Aller guten Dinge sind drei?

Voller Stern Voller Stern Voller Stern Leerer Stern Leerer Stern
botte05 Avatar

Von

Gideon Lewis-Kraus verabredet sich in bierseliger Stimmung mit seinem Freund Tom zum gemeinsamen Pilgern auf dem Jakobsweg, Spanien. Tom verbindet mit der Pilgerreise die Idee, seine letzte Rastlosigkeit zu eliminieren. Gideon geht eigentlich nur mit, weil er keine Termine hat und sein derzeitiges Leben in Berlin ihn nicht mehr befriedigt. Beide eint das Ziel, über diesen Weg ein Buch zu schreiben. Auf dem Camino lernen sie viele Menschen kennen, manche näher, manche nur im Vorbeigehen und die Gründe für das Begehen dieses Pilgerweges sind so vielfältig, wie die Wanderer.

Lewis-Kraus möchte ein Buch über das Wesen des Pilgerns schreiben, so dass er zu einer weiteren Reise aufbricht, um auf Shikoku, Japan, die 88 Tempel zu erpilgern. Hier begegnet er weitaus weniger Pilgern und muss sich mehr mit sich selbst auseinandersetzen. Quasi nach dem Motto „aller guten Dinge sind drei“ reist er schließlich mit seinem Bruder und seinem Vater nach Uman, Ukraine, um an der jährlichen jüdischen Wallfahrt teilzunehmen.

Nach dem Lesen dieses Buches, welches mich auf halber Strecke verloren hat, frage ich mich, warum Gideon Lewis-Kraus dieses Buch geschrieben haben mag, warum ich überhaupt pilgern sollte und was ich von diesem Buch mitnehmen könnte.

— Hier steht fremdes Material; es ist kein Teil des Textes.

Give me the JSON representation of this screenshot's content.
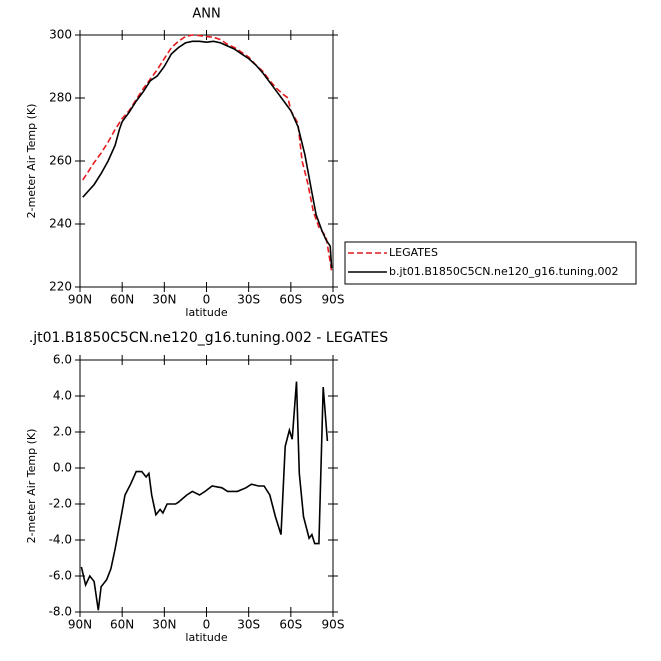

Mein Eindruck ist, dass es Lewis-Kraus in erster Linie darum geht, das Verhältnis zu seinem Vater zu thematisieren und die erlittenen Verletzungen seiner Vergangenheit aufzuarbeiten. In seinem scheinbar grenzenlos freien Dasein auf der Suche nach ständiger Ablenkung und wenig Sinnvollem hofft er auf eine Bitte um Vergebung seitens des Vaters, die aber so nie erfolgen wird. Das Pilgern scheint ihn zu der Erkenntnis gebracht zu haben, dass er selbst vergeben muss, um die Vergangenheit in Frieden ruhen lassen zu können.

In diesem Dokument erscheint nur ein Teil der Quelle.